January 24, 2018
Kick-ass actress (and person) Lupita Nyong’o is writing a children’s book
by Alex Primiani
Famed actress and activist Lupita Nyong’o will publish a children’s book with Simon & Schuster Books for Young Readers next January, Lovia Gyarkye reported for the New York Times yesterday. While an illustrator has yet to be announced, the book already has a title: Sulwe, which in Nyong’o’s native Luo language means “star.” If her own life is any indicator, it’s going to be beautiful, feminist and proudly black.
Sulwe will tell the story of a five-year-old Kenyan girl who has the darkest skin in her family. Uncomfortable with her complexion, she begins to lose confidence, until a magical journey through the night sky—along with words of wisdom from her own mother—renews it, instilling self-love and a growing understanding that beauty can be found in all shades. Can I just say: YES.

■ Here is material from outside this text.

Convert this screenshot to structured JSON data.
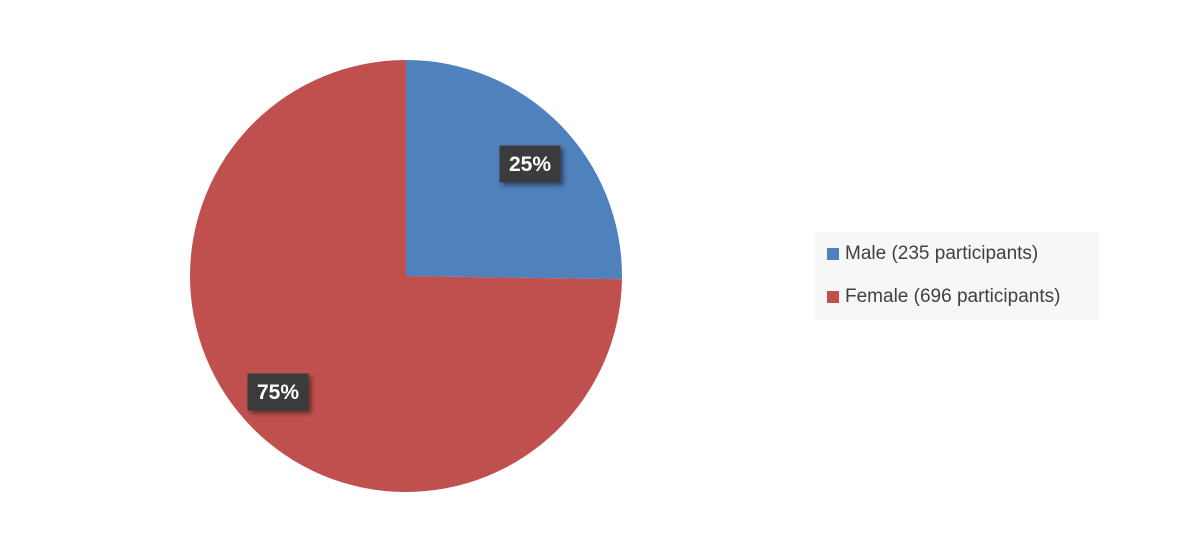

The Kenyan-Mexican actress, who rose to prominence after winning an Academy Award for her supporting role in Steve McQueen’s “12 Years A Slave,” has used her time in the spotlight to advocate for female empowerment and equality in Hollywood, particularly for women of color. Her work for young black women and her criticism of colorism became big news in 2014, with a stirring speech she delivered upon her acceptance of the Essence Breakthrough Performance Award.
For Ms. Nyong’o, the decision to touch on these heavy and often difficult themes in a children’s book was obvious. The story plants seeds in a child’s mind, allowing for later access to lessons that children “don’t necessarily recognize when they are reading the books,” said Ms. Nyong’o in an interview. When thinking about her own journey into acceptance and self-love, Ms. Nyong’o cited reading with her mother as critical to her development.
With the publication of this children’s book, targeted at girls between five and seven years old, Nyong’o hopes to reach kids just before they start letting outside stereotypes and opinions get the better of their confidence. It’s around this age, she says, that “you learn all the things that you spend the rest of your life trying to unlearn.”
Alex Primiani is the associate director of publicity at Melville House.